In 1994, Peter Shor, the Morss Professor of Applied Mathematics at MIT worked out a (quantum) algorithm that could do the factoring much quicker than a trove of classical computers. But, in order for his algorithm to work at peak efficiency you need a computer with a bunch of quantum bits. While scientists and researchers have implemented Shor’s algorithm in a quantum scheme, they have not achieved more than a handful of quantum bits and never in a scalable manner.
However, the paper today suggest this could soon change after researchers from MIT and the University of Innsbruck in Austria reported that they successfully built a computer for five atoms held in an ion trap. This quantum computer uses pulses of laser energy to carry out the famed algorithm to do the factoring work on each atom. In this case the number 15 was used as it’s the lowest number that makes Shor’s algorithm function efficiently.
Bigger quantum computers won’t be cheap or easy but it could work
“We show that Shor’s algorithm, the most complex quantum algorithm known to date, is realizable in a way where, yes, all you have to do is go in the lab, apply more technology, and you should be able to make a bigger quantum computer,” says Isaac Chuang, professor of physics and professor of electrical engineering and computer science at MIT. “It might still cost an enormous amount of money to build — you won’t be building a quantum computer and putting it on your desktop anytime soon — but now it’s much more an engineering effort, and not a basic physics question.”
From past experience Chuang knows its about the engineering, not the physics.
Really quickly, classic computers use 0s and 1s to represent numbers and transform an input into an output but manipulate the 0s and 1s according to an algorithm’s, for lack of a better word, instructions. Quantum computing uses “qubits”, which are atomic-scale units that through a state known as superposition can be a 0 and 1 at the same time. This superposition allows a qubit to carry out to streams of calculations separately, yet, parallel increasing its efficiency dramatically.
Chuang was the first to realize Shor’s algorithm in practice by designing a quantum computer based on a single molecule in superposition that could be made to factor the number 15 through the use of magnetic resonance. However, it was far from scalable.
“Once you had too many atoms, it was like a big forest — it was very hard to control one atom from the next one,” Chuang reflected. “The difficulty is to implement [the algorithm] in a system that’s sufficiently isolated that it can stay quantum mechanical for long enough that you can actually have a chance to do the whole algorithm.”
The new design
Now, it generally takes 12 qubits to factor 15, Chang’s team did it in five atoms each representing a qubit. They were able to hold each atom is superposition by two energy streams at the same time. Using lasers they performed “logic gates” (part’s of Shor’s algorithm) on four of the five atoms. The fifth atom was responsible for storing, forwarding, extracting and recycling consequently working through Shor’s algorithm in parallel with only the five atoms.

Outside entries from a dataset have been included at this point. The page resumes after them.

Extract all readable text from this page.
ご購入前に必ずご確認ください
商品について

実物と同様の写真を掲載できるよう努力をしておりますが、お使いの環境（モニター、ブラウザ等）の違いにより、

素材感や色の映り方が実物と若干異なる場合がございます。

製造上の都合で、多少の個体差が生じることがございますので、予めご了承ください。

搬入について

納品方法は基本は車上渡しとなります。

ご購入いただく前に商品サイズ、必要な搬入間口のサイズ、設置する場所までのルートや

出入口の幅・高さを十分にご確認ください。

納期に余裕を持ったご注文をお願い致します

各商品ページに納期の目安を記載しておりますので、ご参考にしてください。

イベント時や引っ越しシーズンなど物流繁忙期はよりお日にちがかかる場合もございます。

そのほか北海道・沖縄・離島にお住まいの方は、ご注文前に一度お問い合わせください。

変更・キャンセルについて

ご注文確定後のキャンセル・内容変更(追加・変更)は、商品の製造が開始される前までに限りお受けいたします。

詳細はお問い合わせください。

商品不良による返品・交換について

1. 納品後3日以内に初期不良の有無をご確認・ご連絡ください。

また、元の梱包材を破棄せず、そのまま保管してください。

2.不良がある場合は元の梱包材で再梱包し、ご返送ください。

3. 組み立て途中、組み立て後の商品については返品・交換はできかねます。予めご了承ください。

An ion trap was used for stability, with the trap they were able to charge each atom by removing and electron from each, they then used an electric field to hold each in place. (My brain hurts, I’ll hand it back to Chuang)
“That way, we know exactly where that atom is in space,” Chuang explains. “Then we do that with another atom, a few microns away — [a distance] about 100th the width of a human hair. By having a number of these atoms together, they can still interact with each other, because they’re charged. That interaction lets us perform logic gates, which allow us to realize the primitives of the Shor factoring algorithm. The gates we perform can work on any of these kinds of atoms, no matter how large we make the system.”
That was MIT‘s role in the find, they then passed their design to the University of Innsbruck where his colleagues built the quantum computer. And voila, 15 factored with Shor’s algorithm using only 5 “qubits.”
“In future generations, we foresee it being straightforwardly scalable, once the apparatus can trap more atoms and more laser beams can control the pulses,” Chuang says. “We see no physical reason why that is not going to be in the cards.”
And that doesn’t bode well for encrypted information.
“Well, one thing is that if you are a nation state, you probably don’t want to publicly store your secrets using encryption that relies on factoring as a hard-to-invert problem,” Chuang says. “Because when these quantum computers start coming out, you’ll be able to go back and unencrypt all those old secrets.”